Poland’s consumer health care market was half that of Russia but equaled the next four markets combined – the Ukraine, the Czech Republic, Hungary and Romania.
Category growth came in at 2% between 2007 and 2012.
“A number of factors contributed to that, he said, “including the country’s bureaucratic national health system (the National Health Fund NFZ’s quota system creates long waits for doctor visits, which has contributed to a greater willingness to self-treat minor ailments), the industry’s investments in product advertising and consumer education and the growing confidence of Poles to properly choose and utilise self-care options, are helping to drive sales.”
Eastern big six
Another analyst, PMR, said recently that Poland, the Czech Republic, Romania, Hungary, Bulgaria and Slovakia had pushed through the €1bn mark for the first time in food supplements.

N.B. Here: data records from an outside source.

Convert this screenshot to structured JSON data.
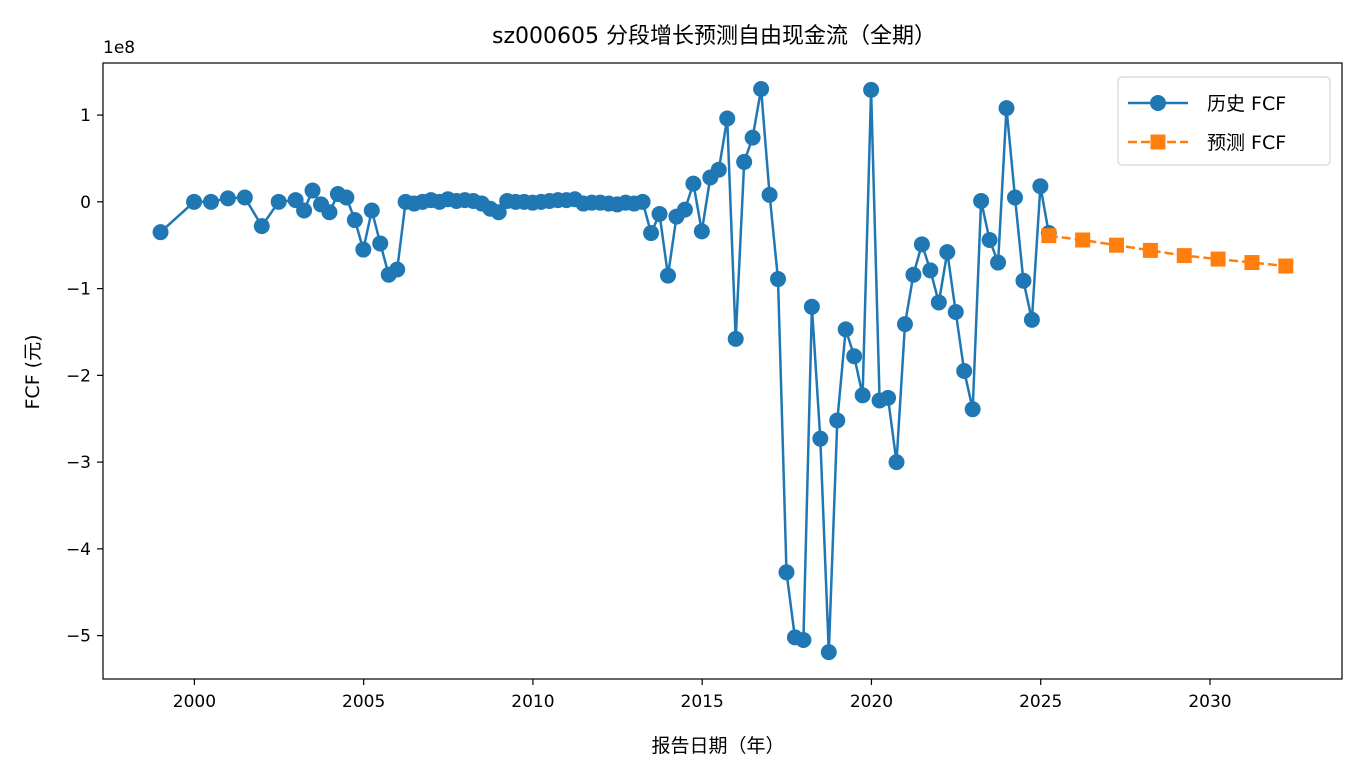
{
  "chart_data": {
    "type": "line",
    "title": "sz000605 分段增长预测自由现金流（全期）",
    "xlabel": "报告日期（年）",
    "ylabel": "FCF (元)",
    "y_offset_text": "1e8",
    "y_multiplier": 100000000,
    "xlim": [
      1997.3,
      2033.9
    ],
    "ylim": [
      -5.5,
      1.6
    ],
    "x_ticks": [
      2000,
      2005,
      2010,
      2015,
      2020,
      2025,
      2030
    ],
    "x_tick_labels": [
      "2000",
      "2005",
      "2010",
      "2015",
      "2020",
      "2025",
      "2030"
    ],
    "y_ticks": [
      -5,
      -4,
      -3,
      -2,
      -1,
      0,
      1
    ],
    "y_tick_labels": [
      "−5",
      "−4",
      "−3",
      "−2",
      "−1",
      "0",
      "1"
    ],
    "grid": false,
    "legend_position": "top-right",
    "series": [
      {
        "name": "历史 FCF",
        "color": "#1f77b4",
        "marker": "circle",
        "line_style": "solid",
        "x": [
          1999.0,
          1999.99,
          2000.49,
          2000.99,
          2001.49,
          2001.99,
          2002.49,
          2002.99,
          2003.24,
          2003.49,
          2003.74,
          2003.99,
          2004.24,
          2004.49,
          2004.74,
          2004.99,
          2005.24,
          2005.49,
          2005.74,
          2005.99,
          2006.24,
          2006.49,
          2006.74,
          2006.99,
          2007.24,
          2007.49,
          2007.74,
          2007.99,
          2008.24,
          2008.49,
          2008.74,
          2008.99,
          2009.24,
          2009.49,
          2009.74,
          2009.99,
          2010.24,
          2010.49,
          2010.74,
          2010.99,
          2011.24,
          2011.49,
          2011.74,
          2011.99,
          2012.24,
          2012.49,
          2012.74,
          2012.99,
          2013.24,
          2013.49,
          2013.74,
          2013.99,
          2014.24,
          2014.49,
          2014.74,
          2014.99,
          2015.24,
          2015.49,
          2015.74,
          2015.99,
          2016.24,
          2016.49,
          2016.74,
          2016.99,
          2017.24,
          2017.49,
          2017.74,
          2017.99,
          2018.24,
          2018.49,
          2018.74,
          2018.99,
          2019.24,
          2019.49,
          2019.74,
          2019.99,
          2020.24,
          2020.49,
          2020.74,
          2020.99,
          2021.24,
          2021.49,
          2021.74,
          2021.99,
          2022.24,
          2022.49,
          2022.74,
          2022.99,
          2023.24,
          2023.49,
          2023.74,
          2023.99,
          2024.24,
          2024.49,
          2024.74,
          2024.99,
          2025.24
        ],
        "y": [
          -0.35,
          0.0,
          0.0,
          0.04,
          0.05,
          -0.28,
          0.0,
          0.02,
          -0.1,
          0.13,
          -0.03,
          -0.12,
          0.09,
          0.05,
          -0.21,
          -0.55,
          -0.1,
          -0.48,
          -0.84,
          -0.78,
          0.0,
          -0.02,
          0.0,
          0.02,
          0.0,
          0.03,
          0.01,
          0.02,
          0.01,
          -0.02,
          -0.08,
          -0.12,
          0.01,
          0.0,
          0.0,
          -0.01,
          0.0,
          0.01,
          0.02,
          0.02,
          0.03,
          -0.02,
          -0.01,
          -0.01,
          -0.02,
          -0.03,
          -0.01,
          -0.02,
          0.0,
          -0.36,
          -0.14,
          -0.85,
          -0.17,
          -0.09,
          0.21,
          -0.34,
          0.28,
          0.37,
          0.96,
          -1.58,
          0.46,
          0.74,
          1.3,
          0.08,
          -0.89,
          -4.27,
          -5.02,
          -5.05,
          -1.21,
          -2.73,
          -5.19,
          -2.52,
          -1.47,
          -1.78,
          -2.23,
          1.29,
          -2.29,
          -2.26,
          -3.0,
          -1.41,
          -0.84,
          -0.49,
          -0.79,
          -1.16,
          -0.58,
          -1.27,
          -1.95,
          -2.39,
          0.01,
          -0.44,
          -0.7,
          1.08,
          0.05,
          -0.91,
          -1.36,
          0.18,
          -0.36
        ]
      },
      {
        "name": "预测 FCF",
        "color": "#ff7f0e",
        "marker": "square",
        "line_style": "dashed",
        "x": [
          2025.24,
          2026.24,
          2027.24,
          2028.24,
          2029.24,
          2030.24,
          2031.24,
          2032.24
        ],
        "y": [
          -0.39,
          -0.44,
          -0.5,
          -0.56,
          -0.62,
          -0.66,
          -0.7,
          -0.74
        ]
      }
    ]
  }
}
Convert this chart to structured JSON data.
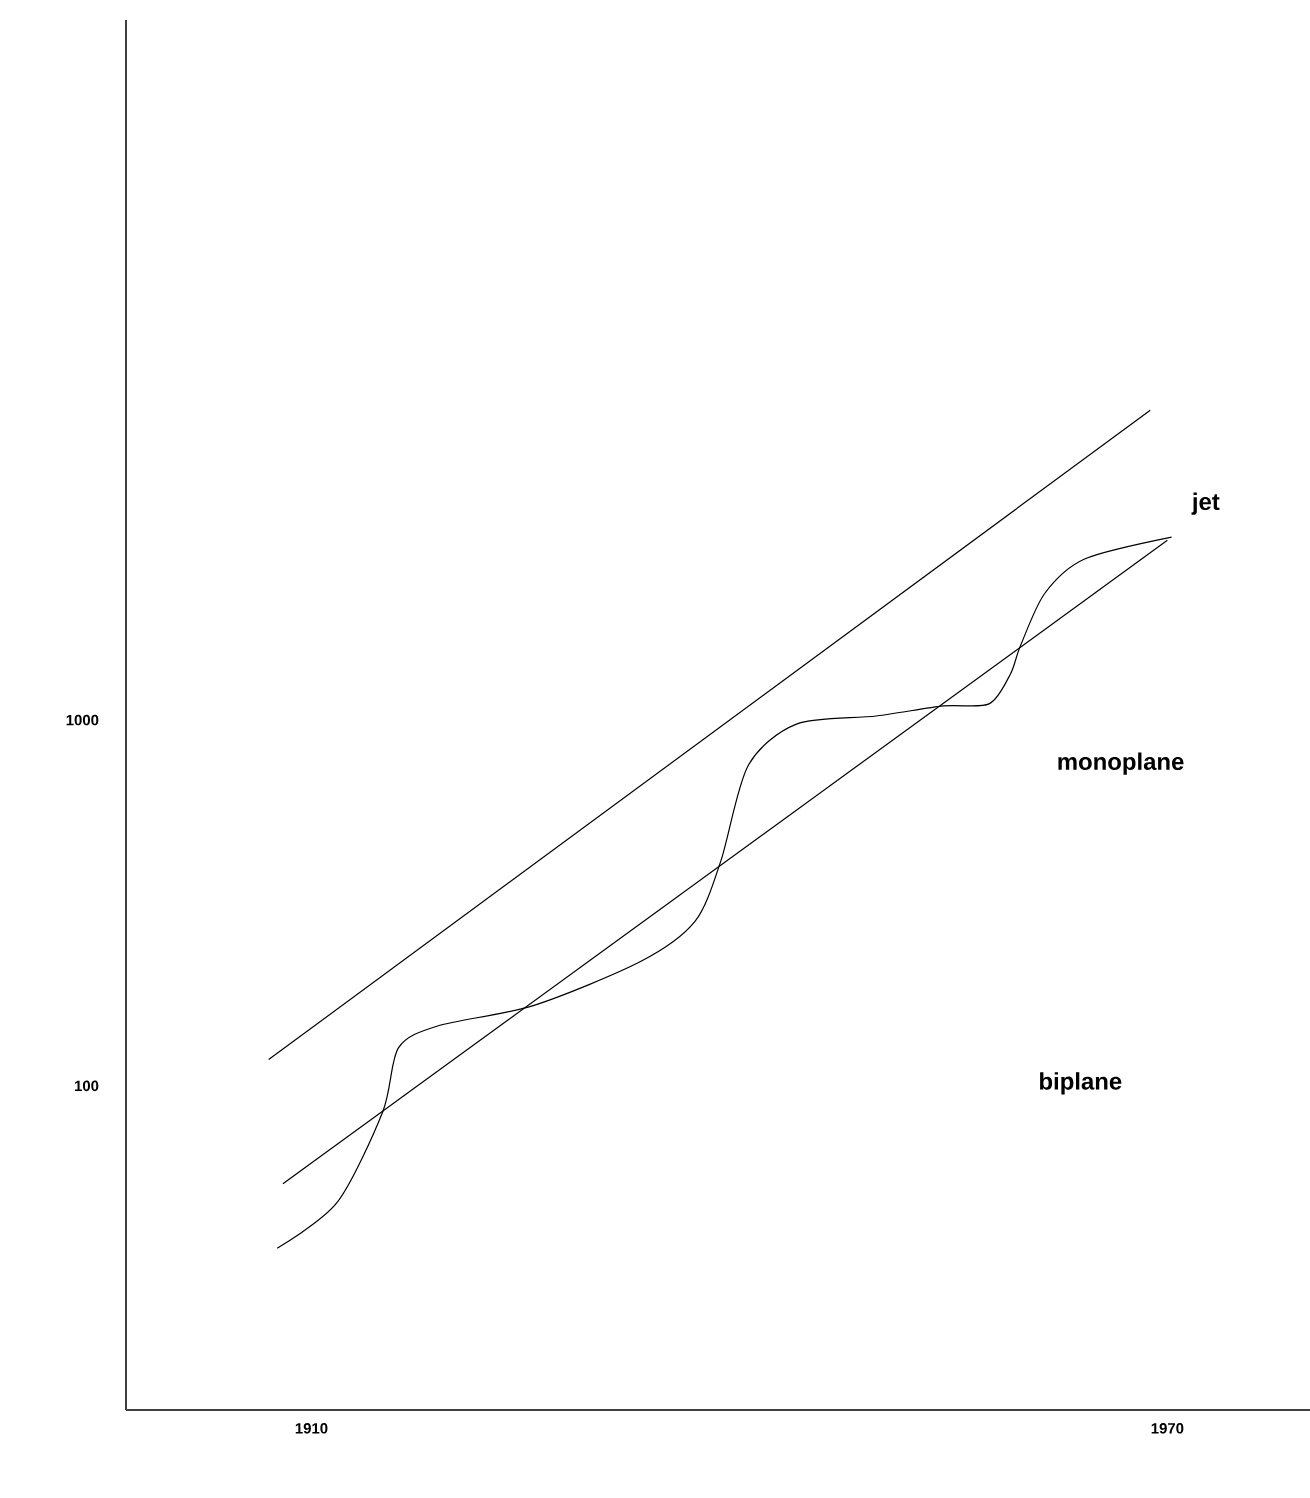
{
  "chart_data": {
    "type": "line",
    "log": "y",
    "xlim": [
      1897,
      1980
    ],
    "ylim": [
      13,
      82000
    ],
    "xticks": [
      1910,
      1970
    ],
    "yticks": [
      100,
      1000
    ],
    "grid": false,
    "marker": "none",
    "line_style": "solid",
    "series": [
      {
        "color": "#000000",
        "x": [
          1907.6,
          1911.8,
          1915.0,
          1916.1,
          1918.9,
          1925.6,
          1933.1,
          1936.9,
          1938.7,
          1940.6,
          1944.0,
          1949.6,
          1954.3,
          1957.5,
          1959.0,
          1959.7,
          1961.4,
          1964.2,
          1970.3
        ],
        "values": [
          36,
          48,
          85,
          127,
          146,
          166,
          219,
          282,
          412,
          749,
          975,
          1026,
          1093,
          1107,
          1337,
          1596,
          2218,
          2755,
          3162
        ]
      },
      {
        "color": "#000000",
        "x": [
          1907.0,
          1968.8
        ],
        "values": [
          118,
          7030
        ]
      },
      {
        "color": "#000000",
        "x": [
          1908.0,
          1970.0
        ],
        "values": [
          54,
          3100
        ]
      }
    ],
    "annotations": [
      "jet",
      "monoplane",
      "biplane"
    ]
  }
}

PMR noted the overall growth across the six countries had slowed slightly to 7%, but it would pick up to 7.6% between 2012 and 2014.
Bulgaria grew 11.9%, Slovakia 10.9%, Poland 6.2% and Hungary 4.1%.
While Romania was the fastest growing market it had the lowest per capita spend on food supplements, while the slowest growing market (3.5%), the Czech Republic, had the highest per capita spend.